The app is hosted on Lovable Cloud, which uses managed Postgres with row-level security enforced on every table that holds family data. Requests are served over HTTPS/TLS in transit. Cron and webhook endpoints require a server-side shared secret to be invoked.
Coinkin stores the data you give it: your email and display name, the accounts and transactions you import or enter, categories, budgets, snapshots, recurring rules, and AI assistant queries you submit. This data is used to render your ledger, run forecasts and insights, and — when you opt in — generate AI summaries. It is not sold.
To deliver the product, Coinkin uses a small number of subprocessors: Lovable Cloud for hosting, database, and authentication; the Lovable AI gateway for AI categorization and assistant features; and Resend for transactional email such as digests and invite notifications. Each provider only receives the data necessary for its function.
Your data stays in Coinkin for as long as your account is active so you can keep working with your historical ledger. If you would like your account or family workspace deleted, contact us and we will remove it from our active database.
Found a security issue, or have a privacy question?

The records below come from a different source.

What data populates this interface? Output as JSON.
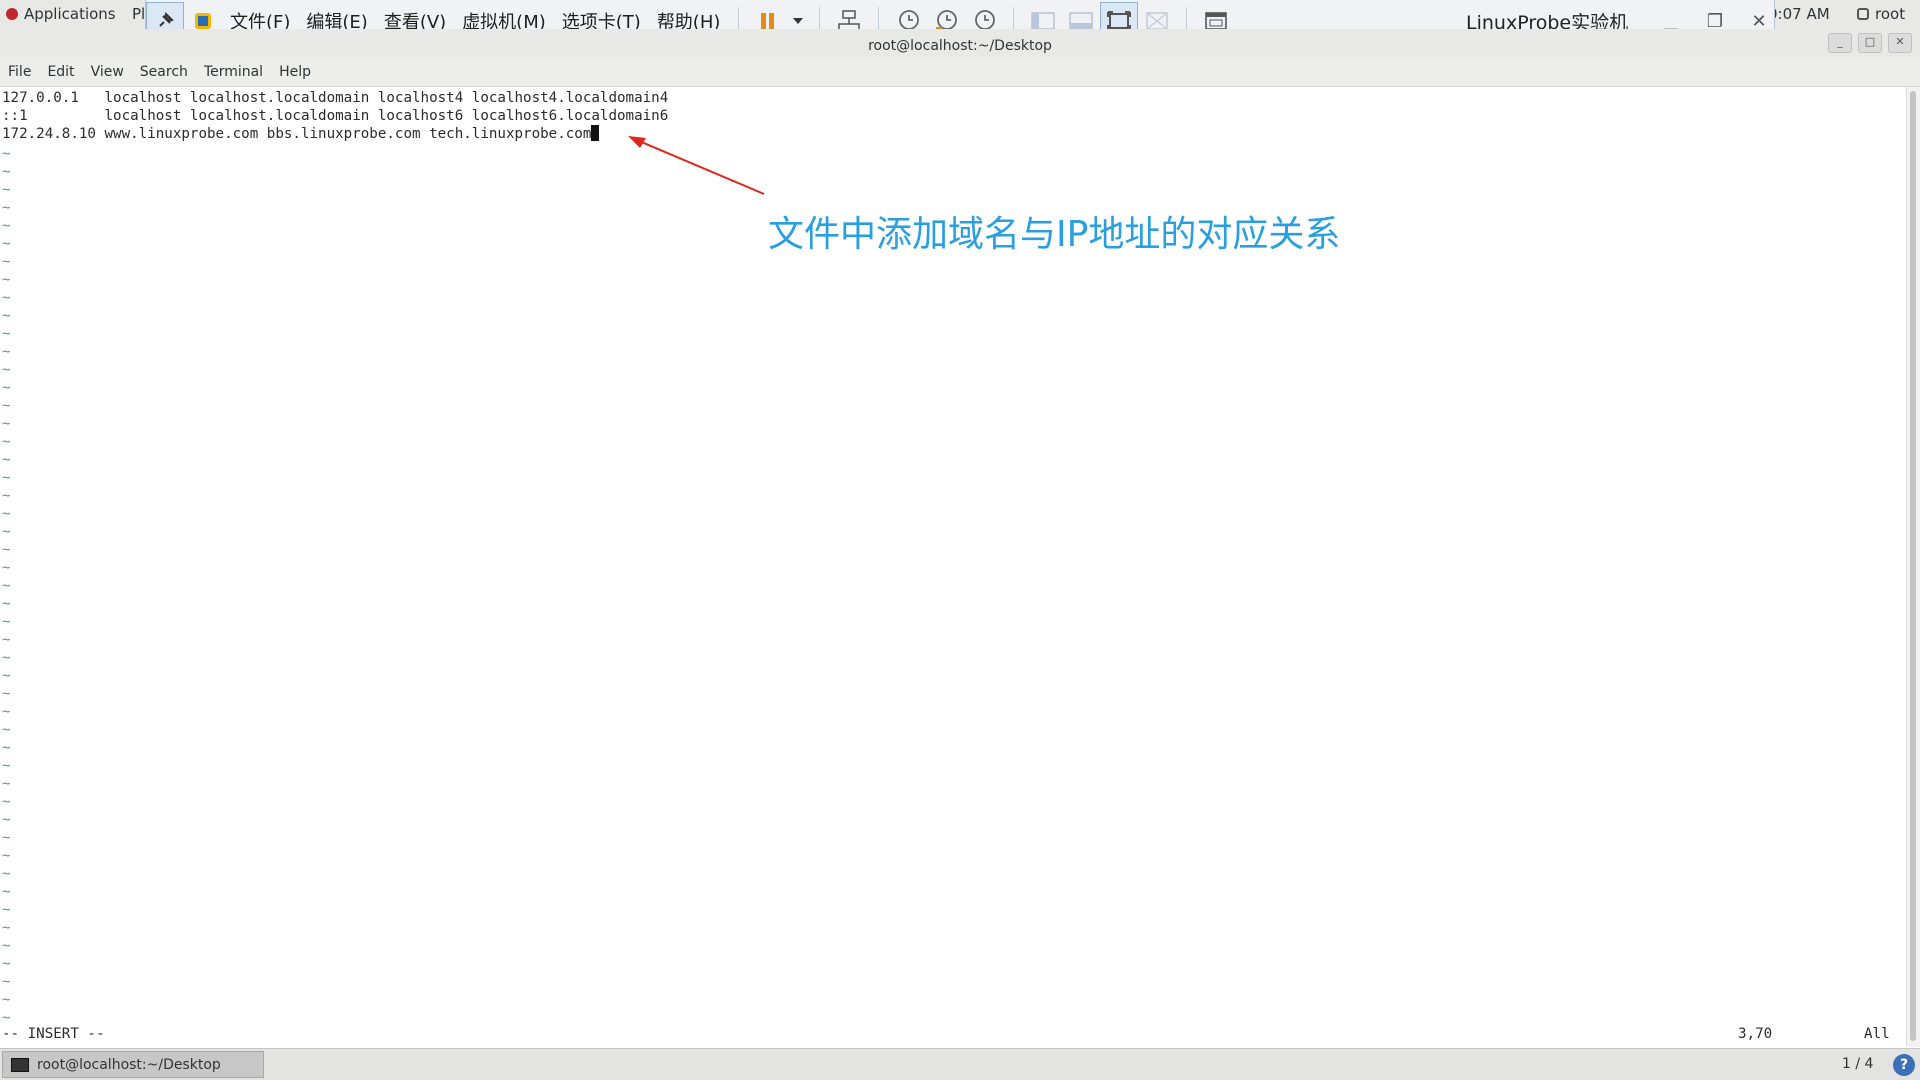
{
  "topbar": {
    "applications": "Applications",
    "places": "Pl",
    "clock": "0:07 AM",
    "user": "root"
  },
  "vmware": {
    "menus": [
      "文件(F)",
      "编辑(E)",
      "查看(V)",
      "虚拟机(M)",
      "选项卡(T)",
      "帮助(H)"
    ],
    "title": "LinuxProbe实验机"
  },
  "terminal": {
    "title": "root@localhost:~/Desktop",
    "menu": [
      "File",
      "Edit",
      "View",
      "Search",
      "Terminal",
      "Help"
    ],
    "lines": [
      "127.0.0.1   localhost localhost.localdomain localhost4 localhost4.localdomain4",
      "::1         localhost localhost.localdomain localhost6 localhost6.localdomain6",
      "172.24.8.10 www.linuxprobe.com bbs.linuxprobe.com tech.linuxprobe.com"
    ],
    "tilde": "~",
    "status_mode": "-- INSERT --",
    "status_position": "3,70",
    "status_scroll": "All"
  },
  "annotation": {
    "text": "文件中添加域名与IP地址的对应关系",
    "color": "#2a9fe0",
    "arrow_color": "#e0271f"
  },
  "taskbar": {
    "task_label": "root@localhost:~/Desktop",
    "workspace": "1 / 4",
    "help": "?"
  }
}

Email the maintainers and we will respond. Please do not include sensitive credentials or personal data in the first message.
This page describes app-visible controls and current practices as configured by the Coinkin team. It is not a certification, audit report, or legal commitment, and does not claim compliance with any specific regulatory framework. Practices and providers may change as the product evolves; meaningful changes will be reflected here.